Ainda que não se tenha informação completa sobre o efetivo pagamento da multa civil e do ressarcimento integral do dano, é certo que, contando-se o prazo da inelegibilidade de 8 (oito) anos a partir a partir do término do período de suspensão dos direitos políticos (14.6.2023), tem-se que o recorrente está impedido de concorrer às eleições, no mínimo, até o ano de 2031.

Por fim, o recorrente noticia que tramita um projeto de lei no Congresso Nacional para alterar o art. 1º, inc. I, al. “l”, da Lei das Inelegibilidades e, com base em tal circunstância, alega que “há uma grande probabilidade de que o referido dispositivo legal seja inclusive modificado e, sob outro ângulo, mesmo que se fosse considerar o enquadramento, não estaria o impugnado inelegível na data da diplomação acaso eleito”.

Ocorre que, nos termos do art. 52, caput, da Resolução TSE n. 23.609/19, “as condições de elegibilidade e as causas de inelegibilidade serão aferidas no momento da formalização do pedido de registro de candidatura, ressalvadas as alterações, fáticas ou jurídicas, supervenientes ao registro, que afastem a inelegibilidade e ocorram até a data do primeiro turno da eleição. (Lei n. 9.504/97, art. 11, § 10; Súmula n. 43/TSE; ADI n. 7.197/DF)”.

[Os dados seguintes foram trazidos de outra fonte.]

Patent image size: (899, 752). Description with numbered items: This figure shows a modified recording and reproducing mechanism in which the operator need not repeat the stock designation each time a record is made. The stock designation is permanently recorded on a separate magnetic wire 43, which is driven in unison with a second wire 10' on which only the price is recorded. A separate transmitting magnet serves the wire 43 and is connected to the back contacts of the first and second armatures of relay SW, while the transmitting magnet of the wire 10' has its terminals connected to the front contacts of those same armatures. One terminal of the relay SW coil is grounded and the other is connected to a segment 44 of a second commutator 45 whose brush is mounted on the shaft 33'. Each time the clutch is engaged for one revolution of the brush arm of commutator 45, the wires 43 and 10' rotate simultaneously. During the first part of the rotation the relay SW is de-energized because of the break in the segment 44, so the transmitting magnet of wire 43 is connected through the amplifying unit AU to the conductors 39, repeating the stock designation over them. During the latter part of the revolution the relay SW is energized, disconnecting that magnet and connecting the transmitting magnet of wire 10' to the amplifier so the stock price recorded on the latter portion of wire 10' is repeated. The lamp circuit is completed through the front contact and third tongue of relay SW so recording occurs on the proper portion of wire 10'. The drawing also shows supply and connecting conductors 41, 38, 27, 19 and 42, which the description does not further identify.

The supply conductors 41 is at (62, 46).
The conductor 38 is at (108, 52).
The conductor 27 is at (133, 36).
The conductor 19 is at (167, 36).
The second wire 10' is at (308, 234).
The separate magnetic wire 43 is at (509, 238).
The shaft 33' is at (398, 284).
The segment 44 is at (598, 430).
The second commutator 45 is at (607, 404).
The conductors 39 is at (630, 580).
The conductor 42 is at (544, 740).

Assim, o julgamento do presente recurso deve refletir apenas a legislação atual e vigente entre o pedido de registro de candidatura e o primeiro turno das eleições, do que descabe maiores digressões a respeito de projetos legislativos ainda em tramitação nas Casas do Congresso Nacional.

Em conclusão, comprovada a existência dos requisitos legais, incide a inelegibilidade da al. "l" do inc. I do art. 1º da LC n. 64/90, impondo-se a manutenção da sentença que julgou procedente a ação de impugnação e indeferiu o registro de candidatura do recorrente.

 

ANTE O EXPOSTO, VOTO pelo desprovimento do recurso.